First, it might be good to verify that the equation does in fact represent a pair of lines. Writing the equation in matrix form as $$\mathbf x^TQ\mathbf x = \begin{bmatrix}x&y&1\end{bmatrix} \begin{bmatrix}a&h&g\\h&b&f\\g&f&c\end{bmatrix} \begin{bmatrix}x\\y\\1\end{bmatrix} = 0,$$ examine $S = \det Q \text{ and } \Delta = \det\begin{bmatrix}a&h\\h&b\end{bmatrix} = ab-h^2$: if $\Delta\lt0$, the equation represents a hyperbola, and if $S=0$, it is degenerate—a pair of lines. The matrix $Q$ is then, up to an irrelevant constant factor, a rank-two matrix of the form $lm^T+ml^T$, where $l$ and $m$ are homogeneous coordinate vectors that represent the two lines. The algorithm finds a skew-symmetric matrix $M$ such that $Q+M$ is a rank-one matrix of the form $ml^T$, from which both lines can be read directly.

It turns out that if $p$ is the intersection point of the lines and $\mathcal M_p$ its skew-symmetric “cross-product” matrix, then there is some real $\alpha$ for which the matrix $Q+\alpha\mathcal M_p$ has rank one. The intersection point $p$ is the center of the conic, which can be found using any of several standard methods. Once you have this point, form the matrix $Q+\alpha\mathcal M_p$ and find an $\alpha$ for which all of the $2\times2$ minors vanish. This will involve solving a straightforward quadratic equation in $\alpha$.

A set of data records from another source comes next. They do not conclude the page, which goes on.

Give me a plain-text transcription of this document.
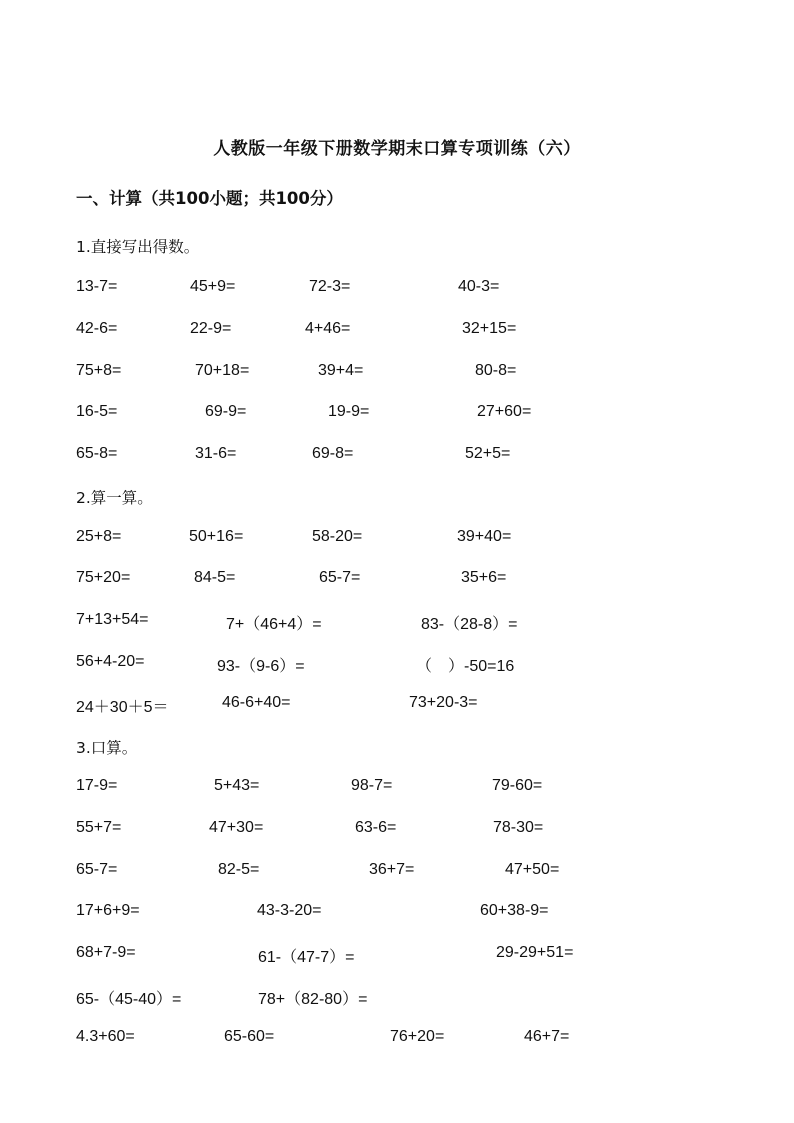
人教版一年级下册数学期末口算专项训练（六）
一、计算（共100小题；共100分）
1.直接写出得数。
13-7=	45+9=	72-3=	40-3=
42-6=	22-9=	4+46=	32+15=
75+8=	70+18=	39+4=	80-8=
16-5=	69-9=	19-9=	27+60=
65-8=	31-6=	69-8=	52+5=
2.算一算。
25+8=	50+16=	58-20=	39+40=
75+20=	84-5=	65-7=	35+6=
7+13+54=	7+（46+4）=	83-（28-8）=
56+4-20=	93-（9-6）=	（　）-50=16
24＋30＋5＝	46-6+40=	73+20-3=
3.口算。
17-9=	5+43=	98-7=	79-60=
55+7=	47+30=	63-6=	78-30=
65-7=	82-5=	36+7=	47+50=
17+6+9=	43-3-20=	60+38-9=
68+7-9=	61-（47-7）=	29-29+51=
65-（45-40）=	78+（82-80）=
4.3+60=	65-60=	76+20=	46+7=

That isn’t quite the algorithm Richter-Gebert presents, but when you’re doing this calculation yourself, it’s can be more convenient than his actual algorithm:

1. $B = Q^{\tiny\triangle}$.
2. Let $i$ be the index of a nonzero diagonal entry of $B$.
3. $\beta = \sqrt{B_{i,i}}$ (multiply $B$ by $-1$ if necessary so that $\beta$ is real).
4. $p=B_i/\beta$, where $B_i$ is the $i$th column of $B$.
5. $C=Q+\mathcal M_p$
6. Let $(i,j)$ be the index of a nonzero element $C_{i,j}$ of $C$.
7. $l$ is the $i$th row of C; $m$ is the $j$th column of $C$.

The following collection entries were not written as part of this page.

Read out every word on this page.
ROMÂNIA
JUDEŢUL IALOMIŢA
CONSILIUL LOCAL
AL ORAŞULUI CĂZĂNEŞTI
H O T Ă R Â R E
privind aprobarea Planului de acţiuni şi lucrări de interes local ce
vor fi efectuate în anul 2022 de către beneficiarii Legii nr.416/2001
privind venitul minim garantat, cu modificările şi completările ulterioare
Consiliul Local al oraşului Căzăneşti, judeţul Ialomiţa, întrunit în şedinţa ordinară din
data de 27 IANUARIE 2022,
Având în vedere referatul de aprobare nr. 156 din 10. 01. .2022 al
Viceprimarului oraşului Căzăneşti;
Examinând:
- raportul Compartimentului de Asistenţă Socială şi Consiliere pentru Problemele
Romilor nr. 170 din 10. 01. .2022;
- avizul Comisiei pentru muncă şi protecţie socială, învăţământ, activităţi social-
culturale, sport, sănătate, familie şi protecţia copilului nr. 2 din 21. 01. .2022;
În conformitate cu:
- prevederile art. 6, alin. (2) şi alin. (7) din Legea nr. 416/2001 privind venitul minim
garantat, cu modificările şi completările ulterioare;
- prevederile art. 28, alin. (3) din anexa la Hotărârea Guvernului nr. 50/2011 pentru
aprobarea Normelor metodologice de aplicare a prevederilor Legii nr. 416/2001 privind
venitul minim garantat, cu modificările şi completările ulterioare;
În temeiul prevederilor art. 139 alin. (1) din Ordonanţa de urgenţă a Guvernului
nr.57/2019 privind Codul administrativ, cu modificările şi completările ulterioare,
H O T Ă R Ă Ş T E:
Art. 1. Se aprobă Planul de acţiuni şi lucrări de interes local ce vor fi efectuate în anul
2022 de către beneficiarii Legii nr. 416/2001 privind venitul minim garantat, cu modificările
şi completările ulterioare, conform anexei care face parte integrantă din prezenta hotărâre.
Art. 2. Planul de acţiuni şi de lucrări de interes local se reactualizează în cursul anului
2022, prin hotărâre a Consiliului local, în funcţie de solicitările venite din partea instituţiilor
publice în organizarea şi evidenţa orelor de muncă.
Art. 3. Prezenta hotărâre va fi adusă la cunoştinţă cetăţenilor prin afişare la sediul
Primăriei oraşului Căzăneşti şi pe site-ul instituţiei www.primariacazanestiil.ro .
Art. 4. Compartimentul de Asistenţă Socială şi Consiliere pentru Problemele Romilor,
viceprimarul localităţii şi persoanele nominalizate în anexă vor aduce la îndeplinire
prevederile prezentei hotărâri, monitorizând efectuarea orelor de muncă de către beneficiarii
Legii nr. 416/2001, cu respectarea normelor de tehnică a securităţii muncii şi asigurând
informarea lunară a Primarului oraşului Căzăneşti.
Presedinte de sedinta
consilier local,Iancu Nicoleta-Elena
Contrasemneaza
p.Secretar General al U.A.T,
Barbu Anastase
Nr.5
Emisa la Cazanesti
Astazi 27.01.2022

Here $Q^{\tiny\triangle}$ is the adjugate of $Q$, i.e., the transpose of its cofactor matrix. (Since $Q$ is symmetric, this is equal to its cofactor matrix.) Applying this algorithm to the general equation, we get $$C = \begin{bmatrix}a & h-\sqrt{h^2-ab} & g+{af-gh\over\sqrt{h^2-ab}} \\ h+\sqrt{h^2-ab} & b & f-{bg-fh\over\sqrt{h^2-ab}} \\ g-{af-gh\over\sqrt{h^2-ab}} & f+{bg-fh\over\sqrt{h^2-ab}} & c\end{bmatrix}.$$ It’s a moderately interesting exercise to verify that, with the assumption that the common element is nonzero, every row/column pair of this matrix represents the same pair of lines and generates the original equation. If you try this, you’ll need to use $S=0$ to do some of the necessary simplification.

This algorithm also works when the conic is a pair of parallel lines: $p$ will be a point at infinity in that case. If the conic is a double line, then $Q$ is already a rank-one matrix of the form $mm^T$, which, if you didn’t spot immediately, you will discover after computing $Q^{\tiny\triangle}$: all of the cofactors of a rank-one matrix vanish, so its adjugate is the zero matrix.

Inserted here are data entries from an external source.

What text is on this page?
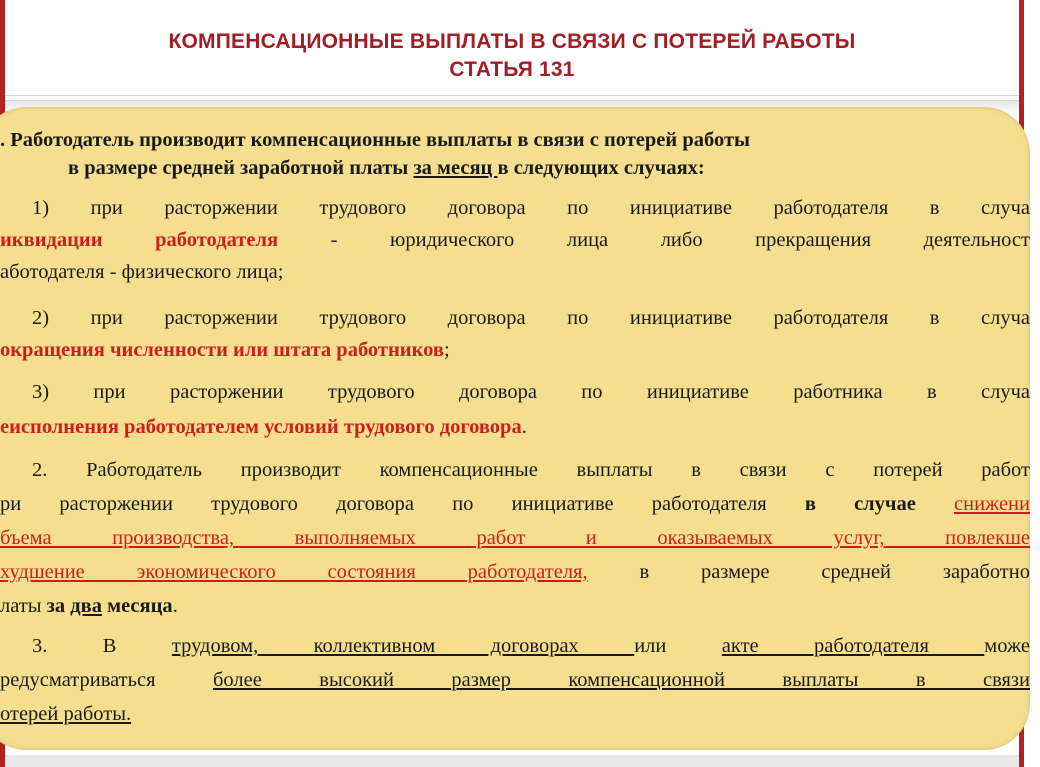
КОМПЕНСАЦИОННЫЕ ВЫПЛАТЫ В СВЯЗИ С ПОТЕРЕЙ РАБОТЫ
СТАТЬЯ 131
. Работодатель производит компенсационные выплаты в связи с потерей работы
в размере средней заработной платы за месяц в следующих случаях:
1) при расторжении трудового договора по инициативе работодателя в случа
иквидации работодателя - юридического лица либо прекращения деятельност
аботодателя - физического лица;
2) при расторжении трудового договора по инициативе работодателя в случа
окращения численности или штата работников;
3) при расторжении трудового договора по инициативе работника в случа
еисполнения работодателем условий трудового договора.
2. Работодатель производит компенсационные выплаты в связи с потерей работ
ри расторжении трудового договора по инициативе работодателя в случае снижени
бъема производства, выполняемых работ и оказываемых услуг, повлекше
худшение экономического состояния работодателя, в размере средней заработно
латы за два месяца.
3. В трудовом, коллективном договорах или акте работодателя може
редусматриваться более высокий размер компенсационной выплаты в связи
отерей работы.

Having said all that, when working this by hand, I find it easiest to compute the conic’s center—the intersection point of the lines—and get the lines’ direction vectors by finding nonzero solutions of $ax^2+2hxy+by^2=0$ (which is equivalent to finding the intersections of the hyperbola with the line at infinity). The latter is usually a matter of treating the above equation as a quadratic in one of the variables and setting the other variable to some convenient value.